Port 1720 is where a VoIP call knocks before it enters. Not where the conversation happens — that moves to dynamically negotiated ports — but where everything starts. The handshake, the codec negotiation, the permission to proceed. If the call is a conversation, port 1720 is the introduction.
The protocol is H.323. The ITU-T published its first version in November 1996, and it carried an ambitious goal: make real-time voice, video, and data sharing work over packet-switched networks that were designed for none of those things.1
What Happens on Port 1720
When an H.323 endpoint wants to call another, it opens a TCP connection to port 1720 on the destination. Over that connection, it runs Q.931 signaling — the same call-control protocol used in ISDN telephone networks, adapted for IP.2 This channel handles setup, maintenance, and teardown of the call.
But Q.931 is just the invitation. Once the call is accepted, H.323 opens a second channel for H.245 — the protocol that negotiates media capabilities. What codecs can you handle? What bandwidth do you have? Can you do video? H.245 answers these questions. Only after that negotiation does the actual media start flowing, on yet more dynamically assigned ports.
Port 1720 starts the whole cascade.
The Protocol That Built Early VoIP
H.323 was everywhere for a decade. Microsoft built it into NetMeeting — the product that let Windows users share desktops and make video calls in the late 1990s, years before anyone had heard of Zoom.3 Cisco built it into their IP telephony systems. Corporations deployed H.323 gatekeepers to manage calls the way PBXs managed traditional phone traffic.
The protocol's roots in ISDN gave it something important: it understood the telephone world. It could bridge IP networks to the public switched telephone network (PSTN), which meant H.323 could connect a computer in Tokyo to a landline in Ohio. That interoperability made it genuinely useful at a time when "Internet phone call" still sounded like science fiction.
Why It Lost
H.323 is baroque. To make one call, it opens port 1720 for Q.931 signaling, negotiates a dynamic port for H.245 capability exchange, then opens separate RTP streams for audio, video, and data. Each of these flows through different ports. Firewalls hated it — you couldn't just open a single port and call it done. NAT traversal was a recurring nightmare. Troubleshooting required understanding a protocol suite that referenced four other protocol suites.4
SIP arrived and did the same job with less ceremony. One signaling protocol, simpler NAT handling, easier to debug. By the mid-2000s, new deployments were choosing SIP. H.323 didn't disappear — it ran in too much installed infrastructure to die quickly — but it stopped growing.
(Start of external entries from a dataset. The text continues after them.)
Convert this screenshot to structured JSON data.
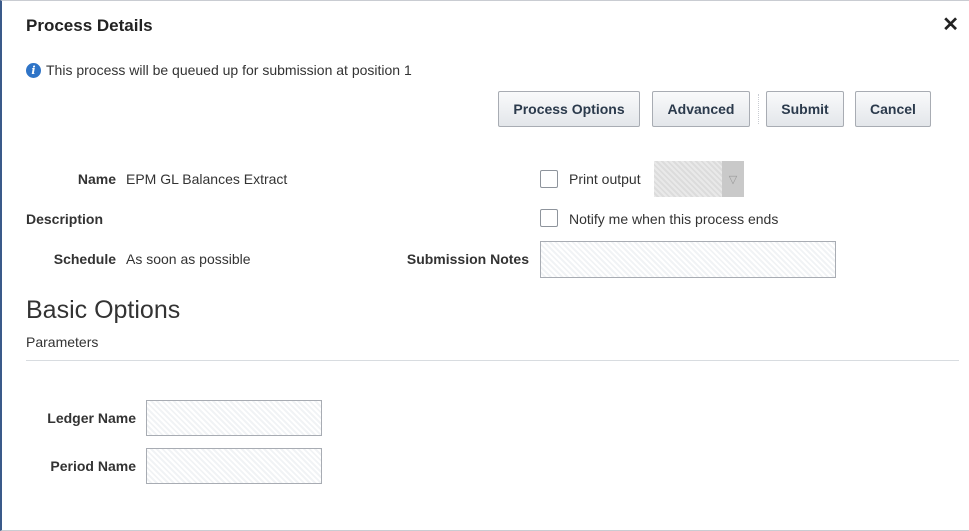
{
  "dialog": {
    "title": "Process Details",
    "close_icon": "close-icon",
    "info_icon": "info-icon",
    "info_message": "This process will be queued up for submission at position 1"
  },
  "buttons": {
    "process_options": "Process Options",
    "advanced": "Advanced",
    "submit": "Submit",
    "cancel": "Cancel"
  },
  "fields": {
    "name_label": "Name",
    "name_value": "EPM GL Balances Extract",
    "description_label": "Description",
    "description_value": "",
    "schedule_label": "Schedule",
    "schedule_value": "As soon as possible",
    "print_output_label": "Print output",
    "print_output_checked": false,
    "notify_label": "Notify me when this process ends",
    "notify_checked": false,
    "submission_notes_label": "Submission Notes",
    "submission_notes_value": ""
  },
  "basic_options": {
    "title": "Basic Options",
    "subtitle": "Parameters",
    "ledger_name_label": "Ledger Name",
    "ledger_name_value": "",
    "period_name_label": "Period Name",
    "period_name_value": ""
  },
  "colors": {
    "info_blue": "#2f74c7",
    "button_text": "#2b3a4c",
    "border": "#a8acb3"
  }
}
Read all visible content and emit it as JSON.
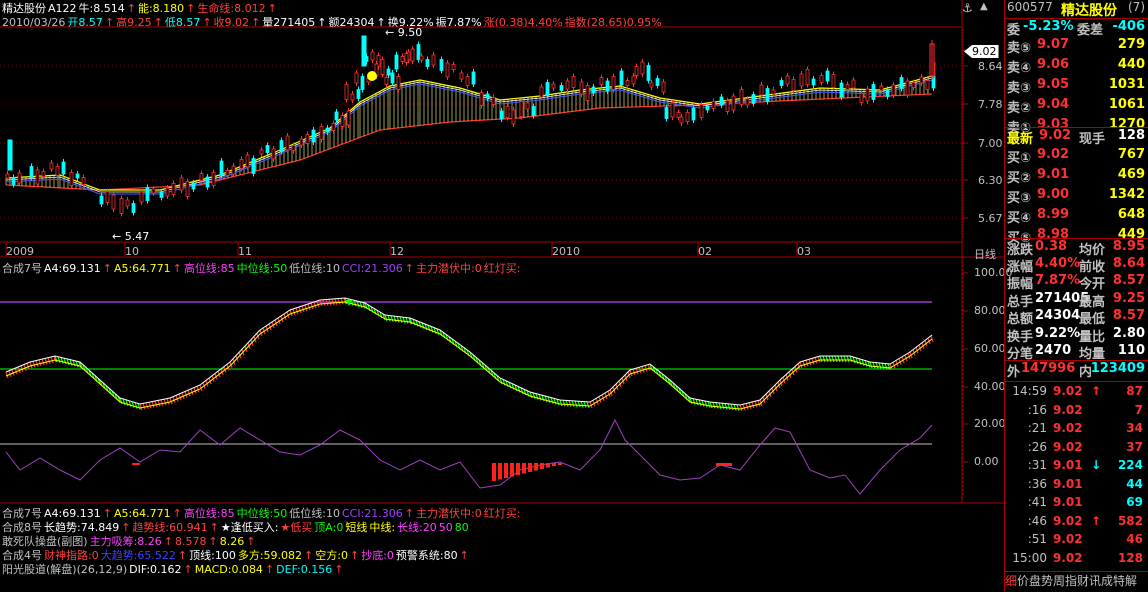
{
  "stock": {
    "name": "精达股份",
    "code": "A122",
    "date": "2010/03/26"
  },
  "header1": [
    {
      "t": "精达股份",
      "c": "#ffffff"
    },
    {
      "t": "A122",
      "c": "#ffffff"
    },
    {
      "t": "牛:8.514",
      "c": "#ffffff"
    },
    {
      "t": "↑",
      "c": "#ff4040"
    },
    {
      "t": "能:8.180",
      "c": "#ffff00"
    },
    {
      "t": "↑",
      "c": "#ff4040"
    },
    {
      "t": "生命线:8.012",
      "c": "#ff4040"
    },
    {
      "t": "↑",
      "c": "#ff4040"
    }
  ],
  "header2": [
    {
      "t": "2010/03/26",
      "c": "#c0c0c0"
    },
    {
      "t": "开8.57",
      "c": "#00ffff"
    },
    {
      "t": "↑",
      "c": "#ff4040"
    },
    {
      "t": "高9.25",
      "c": "#ff4040"
    },
    {
      "t": "↑",
      "c": "#ff4040"
    },
    {
      "t": "低8.57",
      "c": "#00ffff"
    },
    {
      "t": "↑",
      "c": "#ff4040"
    },
    {
      "t": "收9.02",
      "c": "#ff4040"
    },
    {
      "t": "↑",
      "c": "#ff4040"
    },
    {
      "t": "量271405",
      "c": "#ffffff"
    },
    {
      "t": "↑",
      "c": "#ffffff"
    },
    {
      "t": "额24304",
      "c": "#ffffff"
    },
    {
      "t": "↑",
      "c": "#ffffff"
    },
    {
      "t": "换9.22%",
      "c": "#ffffff"
    },
    {
      "t": "振7.87%",
      "c": "#ffffff"
    },
    {
      "t": "涨(0.38)4.40%",
      "c": "#ff4040"
    },
    {
      "t": "指数(28.65)0.95%",
      "c": "#ff4040"
    }
  ],
  "price_axis": [
    "9.02",
    "8.64",
    "7.78",
    "7.00",
    "6.30",
    "5.67"
  ],
  "price_annot": {
    "high": "9.50",
    "low": "5.47"
  },
  "date_axis": [
    "2009",
    "10",
    "11",
    "12",
    "2010",
    "02",
    "03"
  ],
  "period_label": "日线",
  "ind1_header": [
    {
      "t": "合成7号",
      "c": "#c0c0c0"
    },
    {
      "t": "A4:69.131",
      "c": "#ffffff"
    },
    {
      "t": "↑",
      "c": "#ff4040"
    },
    {
      "t": "A5:64.771",
      "c": "#ffff00"
    },
    {
      "t": "↑",
      "c": "#ff4040"
    },
    {
      "t": "高位线:85",
      "c": "#ff40ff"
    },
    {
      "t": "中位线:50",
      "c": "#00ff00"
    },
    {
      "t": "低位线:10",
      "c": "#c0c0c0"
    },
    {
      "t": "CCI:21.306",
      "c": "#a040ff"
    },
    {
      "t": "↑",
      "c": "#ff4040"
    },
    {
      "t": "主力潜伏中:0",
      "c": "#ff4040"
    },
    {
      "t": "红灯买:",
      "c": "#ff4040"
    }
  ],
  "ind_axis": [
    "100.00",
    "80.00",
    "60.00",
    "40.00",
    "20.00",
    "0.00"
  ],
  "bottom_lines": [
    [
      {
        "t": "合成7号",
        "c": "#c0c0c0"
      },
      {
        "t": "A4:69.131",
        "c": "#ffffff"
      },
      {
        "t": "↑",
        "c": "#ff4040"
      },
      {
        "t": "A5:64.771",
        "c": "#ffff00"
      },
      {
        "t": "↑",
        "c": "#ff4040"
      },
      {
        "t": "高位线:85",
        "c": "#ff40ff"
      },
      {
        "t": "中位线:50",
        "c": "#00ff00"
      },
      {
        "t": "低位线:10",
        "c": "#c0c0c0"
      },
      {
        "t": "CCI:21.306",
        "c": "#a040ff"
      },
      {
        "t": "↑",
        "c": "#ff4040"
      },
      {
        "t": "主力潜伏中:0",
        "c": "#ff4040"
      },
      {
        "t": "红灯买:",
        "c": "#ff4040"
      }
    ],
    [
      {
        "t": "合成8号",
        "c": "#c0c0c0"
      },
      {
        "t": "长趋势:74.849",
        "c": "#ffffff"
      },
      {
        "t": "↑",
        "c": "#ff4040"
      },
      {
        "t": "趋势线:60.941",
        "c": "#ff4040"
      },
      {
        "t": "↑",
        "c": "#ff4040"
      },
      {
        "t": "★逢低买入:",
        "c": "#ffffff"
      },
      {
        "t": "★低买",
        "c": "#ff4040"
      },
      {
        "t": "顶A:0",
        "c": "#00ff00"
      },
      {
        "t": "短线",
        "c": "#ffff00"
      },
      {
        "t": "中线:",
        "c": "#ffff00"
      },
      {
        "t": "长线:20",
        "c": "#ff40ff"
      },
      {
        "t": "50",
        "c": "#ff40ff"
      },
      {
        "t": "80",
        "c": "#00ff00"
      }
    ],
    [
      {
        "t": "敢死队操盘(副图)",
        "c": "#c0c0c0"
      },
      {
        "t": "主力吸筹:8.26",
        "c": "#ff40ff"
      },
      {
        "t": "↑",
        "c": "#ff4040"
      },
      {
        "t": "8.578",
        "c": "#ff4040"
      },
      {
        "t": "↑",
        "c": "#ff4040"
      },
      {
        "t": "8.26",
        "c": "#ffff00"
      },
      {
        "t": "↑",
        "c": "#ff4040"
      }
    ],
    [
      {
        "t": "合成4号",
        "c": "#c0c0c0"
      },
      {
        "t": "财神指路:0",
        "c": "#ff4040"
      },
      {
        "t": "大趋势:65.522",
        "c": "#4040ff"
      },
      {
        "t": "↑",
        "c": "#ff4040"
      },
      {
        "t": "顶线:100",
        "c": "#ffffff"
      },
      {
        "t": "多方:59.082",
        "c": "#ffff00"
      },
      {
        "t": "↑",
        "c": "#ff4040"
      },
      {
        "t": "空方:0",
        "c": "#ffff00"
      },
      {
        "t": "↑",
        "c": "#ff4040"
      },
      {
        "t": "抄底:0",
        "c": "#ff40ff"
      },
      {
        "t": "预警系统:80",
        "c": "#ffffff"
      },
      {
        "t": "↑",
        "c": "#ff4040"
      }
    ],
    [
      {
        "t": "阳光股道(解盘)(26,12,9)",
        "c": "#c0c0c0"
      },
      {
        "t": "DIF:0.162",
        "c": "#ffffff"
      },
      {
        "t": "↑",
        "c": "#ff4040"
      },
      {
        "t": "MACD:0.084",
        "c": "#ffff00"
      },
      {
        "t": "↑",
        "c": "#ff4040"
      },
      {
        "t": "DEF:0.156",
        "c": "#00ffff"
      },
      {
        "t": "↑",
        "c": "#ff4040"
      }
    ]
  ],
  "right": {
    "code": "600577",
    "name": "精达股份",
    "suffix": "(7)",
    "weibi_l": "委",
    "weibi_v": "-5.23%",
    "weicha_l": "委差",
    "weicha_v": "-406",
    "sells": [
      {
        "l": "卖⑤",
        "p": "9.07",
        "v": "279"
      },
      {
        "l": "卖④",
        "p": "9.06",
        "v": "440"
      },
      {
        "l": "卖③",
        "p": "9.05",
        "v": "1031"
      },
      {
        "l": "卖②",
        "p": "9.04",
        "v": "1061"
      },
      {
        "l": "卖①",
        "p": "9.03",
        "v": "1270"
      }
    ],
    "latest_l": "最新",
    "latest_v": "9.02",
    "hand_l": "现手",
    "hand_v": "128",
    "buys": [
      {
        "l": "买①",
        "p": "9.02",
        "v": "767"
      },
      {
        "l": "买②",
        "p": "9.01",
        "v": "469"
      },
      {
        "l": "买③",
        "p": "9.00",
        "v": "1342"
      },
      {
        "l": "买④",
        "p": "8.99",
        "v": "648"
      },
      {
        "l": "买⑤",
        "p": "8.98",
        "v": "449"
      }
    ],
    "stats": [
      {
        "l": "涨跌",
        "v": "0.38",
        "l2": "均价",
        "v2": "8.95"
      },
      {
        "l": "涨幅",
        "v": "4.40%",
        "l2": "前收",
        "v2": "8.64"
      },
      {
        "l": "振幅",
        "v": "7.87%",
        "l2": "今开",
        "v2": "8.57"
      },
      {
        "l": "总手",
        "v": "271405",
        "l2": "最高",
        "v2": "9.25"
      },
      {
        "l": "总额",
        "v": "24304",
        "l2": "最低",
        "v2": "8.57"
      },
      {
        "l": "换手",
        "v": "9.22%",
        "l2": "量比",
        "v2": "2.80"
      },
      {
        "l": "分笔",
        "v": "2470",
        "l2": "均量",
        "v2": "110"
      }
    ],
    "outer_l": "外",
    "outer_v": "147996",
    "inner_l": "内",
    "inner_v": "123409",
    "ticks": [
      {
        "t": "14:59",
        "p": "9.02",
        "a": "↑",
        "v": "87",
        "c": "#ff3030"
      },
      {
        "t": ":16",
        "p": "9.02",
        "a": "",
        "v": "7",
        "c": "#ff3030"
      },
      {
        "t": ":21",
        "p": "9.02",
        "a": "",
        "v": "34",
        "c": "#ff3030"
      },
      {
        "t": ":26",
        "p": "9.02",
        "a": "",
        "v": "37",
        "c": "#ff3030"
      },
      {
        "t": ":31",
        "p": "9.01",
        "a": "↓",
        "v": "224",
        "c": "#00ffff"
      },
      {
        "t": ":36",
        "p": "9.01",
        "a": "",
        "v": "44",
        "c": "#00ffff"
      },
      {
        "t": ":41",
        "p": "9.01",
        "a": "",
        "v": "69",
        "c": "#00ffff"
      },
      {
        "t": ":46",
        "p": "9.02",
        "a": "↑",
        "v": "582",
        "c": "#ff3030"
      },
      {
        "t": ":51",
        "p": "9.02",
        "a": "",
        "v": "46",
        "c": "#ff3030"
      },
      {
        "t": "15:00",
        "p": "9.02",
        "a": "",
        "v": "128",
        "c": "#ff3030"
      }
    ],
    "footer": "价盘势周指财讯成特解",
    "footer_l": "细"
  }
}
Port 1720 became the port that legacy VoIP systems still listen on, long after the rest of the industry moved on.
Security
H.323 has a significant attack surface. Because port 1720 accepts inbound connection requests to initiate calls, anything listening on it is exposed to whatever malformed input an attacker can construct.
The practical consequences have been real. Microsoft's ISA Server 2000 had a buffer overflow in its H.323 filter that could give an attacker control of the Firewall Service.5 Cisco voice products had exploitable H.323 vulnerabilities.6 The UK's National Infrastructure Security Coordination Centre and the University of Oulu jointly developed an H.323 test suite specifically to find these weaknesses — and found them in implementations from multiple vendors.7
If you see port 1720 open on a network today, the question worth asking is: does anything here actually use H.323? If not, close it. An open port 1720 with no legitimate purpose is an invitation addressed to the wrong people.
Related Ports
- 1719/UDP — H.323 RAS (Registration, Admission, Status) — gatekeepers use this to manage endpoints
- 1718/UDP — H.323 multicast gatekeeper discovery
- 5060/UDP — SIP, the protocol that largely replaced H.323
How to Check What's Listening
Nmap's service detection will usually identify H.323 and sometimes the specific implementation — useful when you need to know whether you're looking at a Cisco gatekeeper, a legacy NetMeeting installation, or something else entirely.